Die Angst vor dem Wolf sagt oft mehr über uns Menschen aus als über das Tier selbst. Seit Jahrhunderten dient der Wolf als Projektionsfläche für Unsicherheit, Bedrohungsgefühle und das Unbekannte. Ähnlich funktioniert die Angst vor Fremden oder Migranten: Sie entsteht selten aus realen Erfahrungen, sondern aus Erzählungen, Mythen und medial verstärkten Bildern.

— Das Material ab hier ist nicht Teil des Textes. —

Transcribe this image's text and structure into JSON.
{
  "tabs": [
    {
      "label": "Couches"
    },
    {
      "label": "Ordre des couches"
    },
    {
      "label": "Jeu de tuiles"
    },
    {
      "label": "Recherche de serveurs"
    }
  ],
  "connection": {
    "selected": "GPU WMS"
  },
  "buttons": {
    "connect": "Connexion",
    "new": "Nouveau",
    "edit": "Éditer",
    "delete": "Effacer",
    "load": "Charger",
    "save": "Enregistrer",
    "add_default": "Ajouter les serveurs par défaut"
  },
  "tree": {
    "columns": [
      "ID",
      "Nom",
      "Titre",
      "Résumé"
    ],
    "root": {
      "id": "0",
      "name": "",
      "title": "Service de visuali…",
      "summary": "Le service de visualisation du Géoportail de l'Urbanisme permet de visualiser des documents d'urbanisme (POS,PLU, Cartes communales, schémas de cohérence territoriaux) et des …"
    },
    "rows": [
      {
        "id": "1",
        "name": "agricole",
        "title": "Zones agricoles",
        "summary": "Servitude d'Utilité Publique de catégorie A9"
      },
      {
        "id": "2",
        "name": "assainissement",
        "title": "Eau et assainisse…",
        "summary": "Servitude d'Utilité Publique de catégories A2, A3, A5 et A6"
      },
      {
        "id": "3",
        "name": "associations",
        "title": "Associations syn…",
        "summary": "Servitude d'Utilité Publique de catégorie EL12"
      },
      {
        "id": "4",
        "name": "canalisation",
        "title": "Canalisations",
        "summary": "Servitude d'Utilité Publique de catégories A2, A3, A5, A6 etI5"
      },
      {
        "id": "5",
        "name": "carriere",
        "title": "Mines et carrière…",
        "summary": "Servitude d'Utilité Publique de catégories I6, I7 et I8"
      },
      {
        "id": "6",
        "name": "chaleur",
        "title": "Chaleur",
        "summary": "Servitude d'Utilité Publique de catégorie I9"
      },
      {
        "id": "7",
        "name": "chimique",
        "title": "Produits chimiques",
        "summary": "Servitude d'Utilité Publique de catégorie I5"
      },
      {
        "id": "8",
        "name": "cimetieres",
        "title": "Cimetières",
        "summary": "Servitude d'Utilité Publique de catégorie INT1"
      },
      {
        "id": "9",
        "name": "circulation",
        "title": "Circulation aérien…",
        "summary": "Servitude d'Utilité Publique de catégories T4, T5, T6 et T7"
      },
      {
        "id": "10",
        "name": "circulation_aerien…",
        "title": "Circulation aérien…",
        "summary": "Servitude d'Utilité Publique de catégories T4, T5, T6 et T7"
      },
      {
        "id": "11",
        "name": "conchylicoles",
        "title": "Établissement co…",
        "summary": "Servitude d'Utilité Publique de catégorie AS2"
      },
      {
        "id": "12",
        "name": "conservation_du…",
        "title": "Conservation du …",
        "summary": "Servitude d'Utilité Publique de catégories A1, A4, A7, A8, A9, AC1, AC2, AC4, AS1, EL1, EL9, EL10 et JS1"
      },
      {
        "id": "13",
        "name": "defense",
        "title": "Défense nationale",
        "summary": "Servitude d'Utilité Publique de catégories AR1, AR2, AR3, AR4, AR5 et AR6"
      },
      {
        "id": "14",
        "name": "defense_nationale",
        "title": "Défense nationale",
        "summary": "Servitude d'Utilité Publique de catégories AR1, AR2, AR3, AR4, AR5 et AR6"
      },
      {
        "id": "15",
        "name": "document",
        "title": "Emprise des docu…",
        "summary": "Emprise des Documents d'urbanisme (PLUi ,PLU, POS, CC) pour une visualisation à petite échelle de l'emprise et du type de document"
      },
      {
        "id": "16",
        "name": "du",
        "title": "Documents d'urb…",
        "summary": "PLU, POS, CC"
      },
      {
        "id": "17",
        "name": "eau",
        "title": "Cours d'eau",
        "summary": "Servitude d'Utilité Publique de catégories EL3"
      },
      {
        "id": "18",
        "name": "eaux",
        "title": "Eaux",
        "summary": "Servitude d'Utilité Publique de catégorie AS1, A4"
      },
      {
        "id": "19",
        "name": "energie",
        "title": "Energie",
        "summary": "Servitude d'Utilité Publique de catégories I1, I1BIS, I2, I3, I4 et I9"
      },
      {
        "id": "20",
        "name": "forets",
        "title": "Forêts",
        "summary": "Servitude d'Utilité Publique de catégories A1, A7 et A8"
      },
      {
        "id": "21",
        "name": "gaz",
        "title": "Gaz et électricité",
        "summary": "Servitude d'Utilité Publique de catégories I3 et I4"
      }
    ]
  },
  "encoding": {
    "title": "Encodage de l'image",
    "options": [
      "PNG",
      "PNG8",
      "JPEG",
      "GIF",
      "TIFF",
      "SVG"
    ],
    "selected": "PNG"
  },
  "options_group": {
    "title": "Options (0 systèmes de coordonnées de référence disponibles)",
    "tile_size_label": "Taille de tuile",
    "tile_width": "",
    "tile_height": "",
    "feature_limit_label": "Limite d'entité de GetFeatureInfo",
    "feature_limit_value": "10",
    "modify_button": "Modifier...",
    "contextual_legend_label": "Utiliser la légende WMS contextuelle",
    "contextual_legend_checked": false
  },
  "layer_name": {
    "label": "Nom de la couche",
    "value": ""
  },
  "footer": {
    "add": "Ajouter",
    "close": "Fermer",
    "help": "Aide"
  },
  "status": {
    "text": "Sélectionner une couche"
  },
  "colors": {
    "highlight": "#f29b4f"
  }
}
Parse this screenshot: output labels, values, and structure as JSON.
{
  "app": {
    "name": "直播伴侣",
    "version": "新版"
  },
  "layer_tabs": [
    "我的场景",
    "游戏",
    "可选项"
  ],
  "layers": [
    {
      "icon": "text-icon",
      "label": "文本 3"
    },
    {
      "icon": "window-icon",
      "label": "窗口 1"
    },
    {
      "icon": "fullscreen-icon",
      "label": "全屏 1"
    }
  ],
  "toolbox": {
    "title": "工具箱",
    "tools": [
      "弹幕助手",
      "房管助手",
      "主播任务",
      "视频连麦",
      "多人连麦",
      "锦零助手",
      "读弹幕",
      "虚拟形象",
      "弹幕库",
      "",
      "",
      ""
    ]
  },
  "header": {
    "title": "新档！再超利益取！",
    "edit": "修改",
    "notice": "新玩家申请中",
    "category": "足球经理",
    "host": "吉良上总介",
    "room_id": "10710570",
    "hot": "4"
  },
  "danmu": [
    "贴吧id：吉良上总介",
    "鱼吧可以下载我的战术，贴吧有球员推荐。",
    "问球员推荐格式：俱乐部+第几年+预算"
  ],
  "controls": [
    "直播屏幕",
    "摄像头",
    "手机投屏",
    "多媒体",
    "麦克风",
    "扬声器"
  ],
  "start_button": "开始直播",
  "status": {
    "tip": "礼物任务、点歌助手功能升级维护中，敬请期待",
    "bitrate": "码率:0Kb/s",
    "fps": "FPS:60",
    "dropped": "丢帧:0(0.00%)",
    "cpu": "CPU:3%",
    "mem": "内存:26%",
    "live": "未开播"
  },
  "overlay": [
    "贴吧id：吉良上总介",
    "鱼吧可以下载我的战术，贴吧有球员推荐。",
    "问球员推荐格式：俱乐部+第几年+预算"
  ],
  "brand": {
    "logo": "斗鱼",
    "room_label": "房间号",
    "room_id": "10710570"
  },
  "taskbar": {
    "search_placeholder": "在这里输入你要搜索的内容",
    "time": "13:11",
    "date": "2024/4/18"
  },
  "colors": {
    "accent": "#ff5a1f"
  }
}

Einzelne Vorfälle – sei es ein gerissenes Schaf oder ein von einem Migranten begangenes Verbrechen – werden überproportional aufgegriffen, emotional aufgeladen und zu Symbolen einer vermeintlichen allgemeinen Gefahr stilisiert.
Diese Mechanismen ähneln sich frappierend. Beide Male wird ein komplexes Thema auf ein einfaches Feindbild reduziert. Der Wolf wird zum „Bestien“-Narrativ, Migranten werden zu „Gefährdern“ erklärt. In beiden Fällen entsteht ein Klima, in dem rationale Betrachtung kaum noch Platz hat. Medien berichten bevorzugt über spektakuläre Ereignisse, weil sie Aufmerksamkeit erzeugen. Dadurch entsteht der Eindruck, Wölfe würden ständig Menschen bedrohen oder Migranten seien überdurchschnittlich kriminell – obwohl statistische Daten ein deutlich differenzierteres Bild zeigen.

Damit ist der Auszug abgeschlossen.